Yesterday a major report was released examining the impact of illiteracy and innumeracy in the U.K. I was reading some of the responses to that report last night, and I came across a really smart blog post by Brian Creese of the U.K.’s National Research and Development Centre for Adult Literacy and Numeracy. His post included a superb description of how literacy skills are actually used in the workplace, while simultaneously arguing that reading for pleasure is a critically important component of literacy development:
The use of literacy and numeracy skills in the workplace is complex; different jobs, and the various elements within them, involve a range of literacy and numeracy practices, with workers often learning the specific skills they need for their job from peers and co-workers. Employees consistently report that they have adequate skills to do their jobs. What we see in the workplace is that we often work with others in ways that maximize our strengths and allow us to learn from them. We also see how workplaces can be adapted to remove the demand for literacy and numeracy or to scaffold its use.
Despite the policy focus on the workplace, we have continued to work with emergent adult readers on reading for pleasure. Those less confident with their reading may get great joy from reading novels, biographies or other texts in supportive, collaborative environments.
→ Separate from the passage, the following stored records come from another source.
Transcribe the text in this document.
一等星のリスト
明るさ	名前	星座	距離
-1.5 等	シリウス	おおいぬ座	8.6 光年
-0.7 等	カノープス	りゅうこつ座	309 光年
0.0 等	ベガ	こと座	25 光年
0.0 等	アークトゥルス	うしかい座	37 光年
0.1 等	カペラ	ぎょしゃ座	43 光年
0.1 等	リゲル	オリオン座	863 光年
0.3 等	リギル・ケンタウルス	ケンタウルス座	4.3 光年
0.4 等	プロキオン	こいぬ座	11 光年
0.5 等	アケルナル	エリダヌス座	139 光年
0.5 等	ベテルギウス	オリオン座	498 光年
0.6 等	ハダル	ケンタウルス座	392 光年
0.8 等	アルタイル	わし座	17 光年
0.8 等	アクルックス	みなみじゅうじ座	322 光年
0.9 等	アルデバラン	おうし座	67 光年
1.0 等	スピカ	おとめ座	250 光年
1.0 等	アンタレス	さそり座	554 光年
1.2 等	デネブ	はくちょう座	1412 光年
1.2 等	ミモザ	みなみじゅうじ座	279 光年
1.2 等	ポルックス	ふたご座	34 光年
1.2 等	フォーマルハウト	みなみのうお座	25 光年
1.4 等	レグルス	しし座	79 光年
They use adult experience and expertise to develop reading confidence, skills and practices gradually and communally – and in doing so are more able to tackle some of life’s other challenges, such as job interviews or finding better heating deals. (My emphasis)
This read to me like a gentle push back against rigidly contextualizing adult literacy instruction, at least insofar as it suggests a practical benefit from developing a habit of reading for pleasure, regardless of context.